Describe a project they’ve done in the past.

YB: “They’ve done an oral history when Mahwah High School was campus style. When Mahwah High School first started in 1959 until 1985, it was campus style. There are some remnants of buildings that were used for campus buildings. It was based on a California school but then they realized we don’t have California weather. In 1985, they made it the one building that it is now. The kids interviewed students who went to school during that time period.”

What’s the new project your students are working on?

YB: “Three years ago I started the Mahwah Project. The students have to do traditional research on Mahwah. They have to go out and investigate landmarks, old homes, catch a few oral histories of people who lived here for a certain amount of years.
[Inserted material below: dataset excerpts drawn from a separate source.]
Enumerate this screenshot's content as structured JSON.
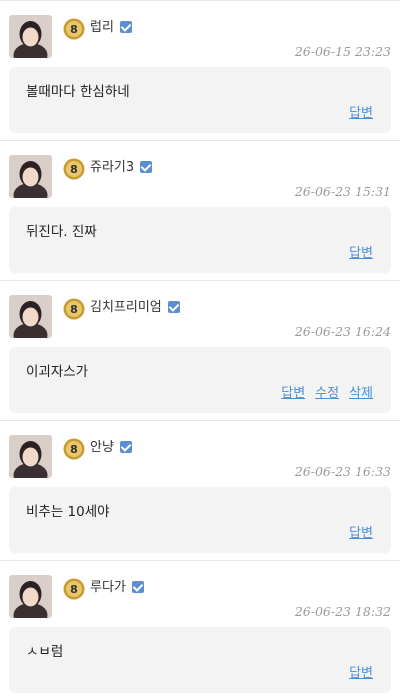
{
  "comments": [
    {
      "username": "럽리",
      "level": "8",
      "timestamp": "26-06-15 23:23",
      "text": "볼때마다 한심하네",
      "actions": [
        "답변"
      ]
    },
    {
      "username": "쥬라기3",
      "level": "8",
      "timestamp": "26-06-23 15:31",
      "text": "뒤진다. 진짜",
      "actions": [
        "답변"
      ]
    },
    {
      "username": "김치프리미엄",
      "level": "8",
      "timestamp": "26-06-23 16:24",
      "text": "이괴자스가",
      "actions": [
        "답변",
        "수정",
        "삭제"
      ]
    },
    {
      "username": "안냥",
      "level": "8",
      "timestamp": "26-06-23 16:33",
      "text": "비추는 10세야",
      "actions": [
        "답변"
      ]
    },
    {
      "username": "루다가",
      "level": "8",
      "timestamp": "26-06-23 18:32",
      "text": "ㅅㅂ럼",
      "actions": [
        "답변"
      ]
    }
  ],
  "colors": {
    "accent": "#4a8fd6",
    "bubble": "#f3f3f3",
    "badge": "#5b8fd1",
    "level_gold": "#d9b04a"
  },
  "icons": {
    "verified": "verified-check-icon",
    "level": "level-medal-icon"
  }
}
They have to visit cemeteries, the Mahwah Museum, find the slave plots in Mahwah, visit parks, and sit in on township meetings. The kids are required to do some of these things and can choose others.”

Why did you start Mock Trial?

YB: “When I first started teaching here in 1999, my son was as senior and my daughter was a freshman. The story goes we started high school together, but she got to graduate and I’m still here. I started mock trial for her, because I thought she would be interested in it. My husband, Michael, is a trial lawyer. You have to have a teacher and a lawyer coach for Mock Trial. She always spoke well and was semi interested in legal matters.  I started it and said get your friends together and we’ll get this rolling. We only had the minimum number you could have and we went to the semi finals. It was so stressful for everyone that at the end of the year my daughter said she never wanted to do that again. The next year I had the rest of her friends, but not my own daughter. It grew since then and bottom line is, she is in her third year of law school right now. So I didn’t mention it for the period she told me and she went back to it herself.”

Tell me about your upcoming Mock Trial Competition.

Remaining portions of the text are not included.